Alum to present on ozone and greenhouse gasses Sept. 27

Dr John Barnes ’75, director of the NOAA Mauna Loa Observatory, will give a presentation on “Ozone and Greenhouse Gases: An Update on Two Environmental Issues” at 4 p.m. Tuesday, Sept. 27, in Hoffman Hall, Room 217.

His talk will begin by noting that in 1958, the longest-running, continuous measurement of carbon dioxide in the atmosphere was started at Mauna Loa Observatory on the Big Island of Hawaii. In just a few years, Charles David Keeling of Scripps Oceanographic Institute was able to see two things: that there was a yearly cycle, and that the average level was increasing. This was the first realization that humankind’s activities were affecting the entire planet’s atmosphere.

Some years later, it was hypothesized that some widely used chemicals, CFCs and others, might reach the stratosphere where they could destroy ozone in the naturally occurring ozone layer. This was graphically proved to be true with discovery of the Antarctic ozone hole. The status of these two issues and their possible environmental consequences will be described, along with a global network of measurements that track the changes.

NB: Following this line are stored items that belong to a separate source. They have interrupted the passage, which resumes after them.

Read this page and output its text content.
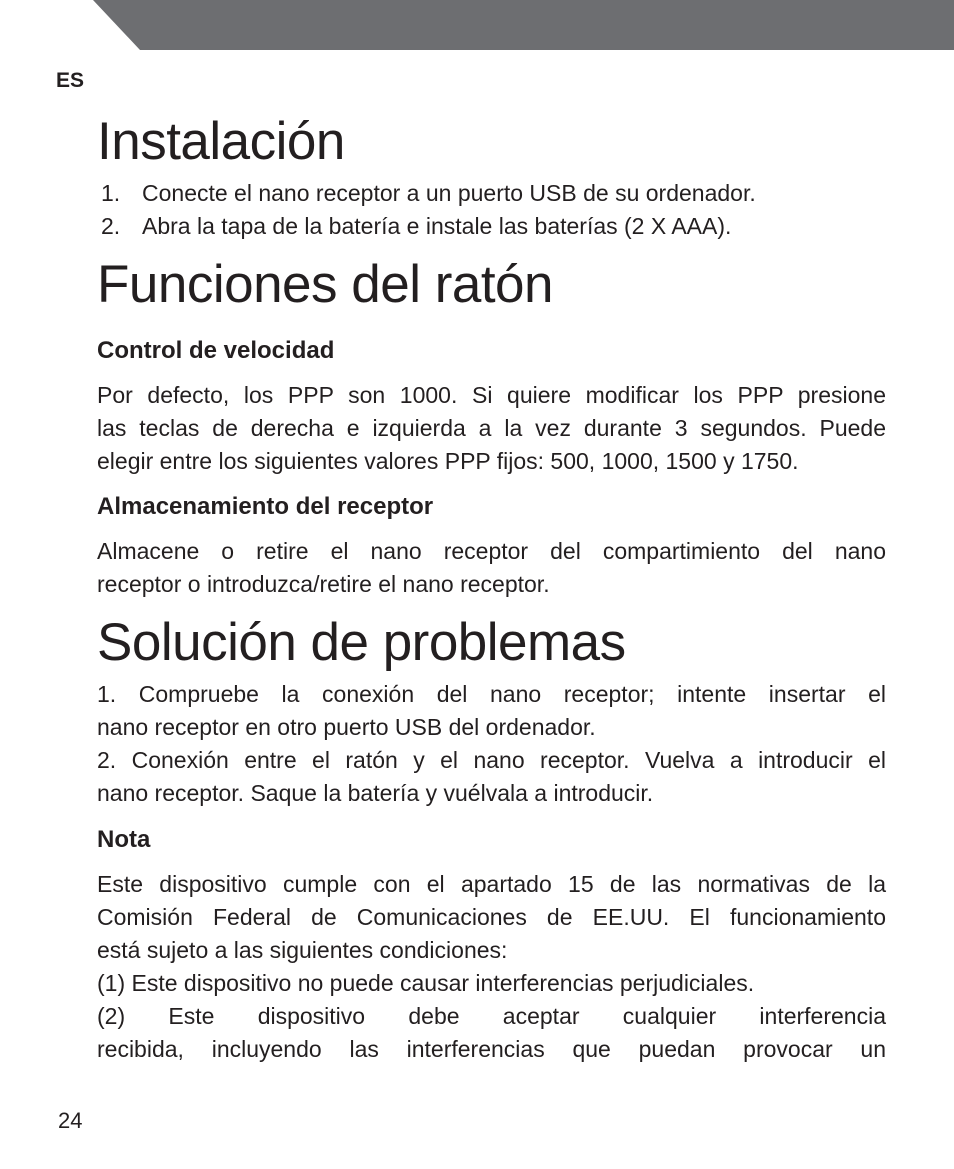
ES
Instalación
1. Conecte el nano receptor a un puerto USB de su ordenador.
2. Abra la tapa de la batería e instale las baterías (2 X AAA).
Funciones del ratón
Control de velocidad

Por defecto, los PPP son 1000. Si quiere modificar los PPP presione
las teclas de derecha e izquierda a la vez durante 3 segundos. Puede
elegir entre los siguientes valores PPP fijos: 500, 1000, 1500 y 1750.

Almacenamiento del receptor

Almacene o retire el nano receptor del compartimiento del nano
receptor o introduzca/retire el nano receptor.

Solución de problemas

1. Compruebe la conexión del nano receptor; intente insertar el
nano receptor en otro puerto USB del ordenador.
2. Conexión entre el ratón y el nano receptor. Vuelva a introducir el
nano receptor. Saque la batería y vuélvala a introducir.

Nota

Este dispositivo cumple con el apartado 15 de las normativas de la
Comisión Federal de Comunicaciones de EE.UU. El funcionamiento
está sujeto a las siguientes condiciones:
(1) Este dispositivo no puede causar interferencias perjudiciales.
(2) Este dispositivo debe aceptar cualquier interferencia
recibida, incluyendo las interferencias que puedan provocar un

24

Dr. John E. Barnes has worked as a scientist at the NOAA Mauna Loa Observatory since 1993, and has been director since 1998. His main research concentrates on measuring particulates (aerosols) and their properties in the air. He attended graduate school at Colorado State University (M.S. Physics, 1980) and received his Ph.D. in physics from the University of Minnesota in 1988 where he worked on ozone properties and became interested in atmospheric physics. He spent five years working at the University of Michigan and has also worked in the aerospace industry on electric propulsion and the space shuttle.

The talk is sponsored by the Physics and Astronomy Club, the physics honor society Sigma Pi Sigma, and the Department of Physics.